3. Not living within your means
It’s very important to live within your means when juggling paying off debt and saving money. Keeping your spending under control helps you cover all your bills, avoid credit card debt, and set aside money for savings.
One key to living within your means is to follow a budget. This involves tracking your monthly income and expenses using a spreadsheet or budgeting app. Create categories for your monthly income, as well as expenses such as:
- Rent
- Food
- car payments
- Student Loan Payments
- Credit card payments
- Utilities
- Insurance premiums
- Household items
- Entertainment and other discretionary expenses
- Savings
A budget helps you pay more attention to your finances and possibly helps you identify ways to reduce unnecessary expenses. This can free up money to increase savings or pay off debt.
4. Not saving for retirement
Retirement may seem far away, although investing in your 20s for your golden years allows you to reap the benefits of compound interest, which is essentially interest earned on interest. Starting to save for retirement now, rather than waiting a decade or more, can greatly affect the amount you ultimately have in your savings.
One retirement savings vehicle is the 401(k) plan, which many employers offer. You can contribute a portion of your salary each year, and companies typically match employee contributions up to a certain percentage. The money is invested on a pre-tax basis, providing a tax break on current year taxes.
Another way to save is through Individual Retirement Accounts (IRAs), including tax-deferred traditional IRAs and Roth IRAs, to which you contribute after-tax dollars.
In addition to maintaining your retirement savings, a Roth IRA can provide you with some unique benefits.
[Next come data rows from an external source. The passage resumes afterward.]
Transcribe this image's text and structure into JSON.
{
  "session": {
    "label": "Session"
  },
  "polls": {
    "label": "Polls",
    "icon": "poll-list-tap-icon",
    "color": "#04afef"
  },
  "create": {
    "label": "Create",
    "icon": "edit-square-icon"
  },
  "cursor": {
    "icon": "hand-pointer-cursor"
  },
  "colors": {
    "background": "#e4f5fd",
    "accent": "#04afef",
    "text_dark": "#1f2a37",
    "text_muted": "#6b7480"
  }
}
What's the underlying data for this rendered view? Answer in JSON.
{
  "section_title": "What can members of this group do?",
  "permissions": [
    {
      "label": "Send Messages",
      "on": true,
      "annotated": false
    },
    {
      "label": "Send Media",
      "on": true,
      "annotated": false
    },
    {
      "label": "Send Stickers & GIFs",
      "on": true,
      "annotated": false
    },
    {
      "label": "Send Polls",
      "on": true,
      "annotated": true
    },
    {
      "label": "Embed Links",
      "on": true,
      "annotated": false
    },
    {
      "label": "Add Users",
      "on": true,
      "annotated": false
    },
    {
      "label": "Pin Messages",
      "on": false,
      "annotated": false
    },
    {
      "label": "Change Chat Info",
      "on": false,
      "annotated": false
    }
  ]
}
For example, you may be able to withdraw up to $10,000 from your Roth IRA penalty-free to buy your first home, says Melody Evans, wealth management advisor at TIAA. “The only caveat is that you must earn less than $146,000 as a single individual (to make a full contribution). That is a high threshold for a recent college graduate,” adds Evans.
5. Not saving for your goals
In addition to retirement, you probably have other financial goals that you want to achieve much sooner, like buying a house, getting married, or taking that dream vacation.
Your future self will thank you if you start saving for those goals right away. Some savings accounts are designed to set aside money for separate purposes. For example, Ally Bank savings account holders can create custom savings categories, called “buckets,” and dedicate some of their money to each one.
In addition to setting goals to help you save for planned purchases, you may find it helpful to set goals to pay off student loans or credit card debt. Doing so involves deciding how much you can pay each month and then determining the date by which you will have paid off the debt in full.
Bottom line
Making wise financial decisions as a new graduate can help set the stage for a lifetime of healthy money management. Some young adults prefer soft savings, which involves spending money now rather than saving for the future. However, through careful money management you can achieve a healthy balance between enjoying life now and saving for the future.
ScholarshipOwl’s Finetti recommends that recent graduates meet with a financial advisor, who may be a professional, a parent, or another family member who can offer good financial advice. “The goal here would be to have a conversation about your general bills, your student loans, and your savings goals, so you can come up with a plan that works for you.”
By managing student loans properly, living within your means, and saving for emergencies and life goals, you’re setting yourself up for decades of financial success.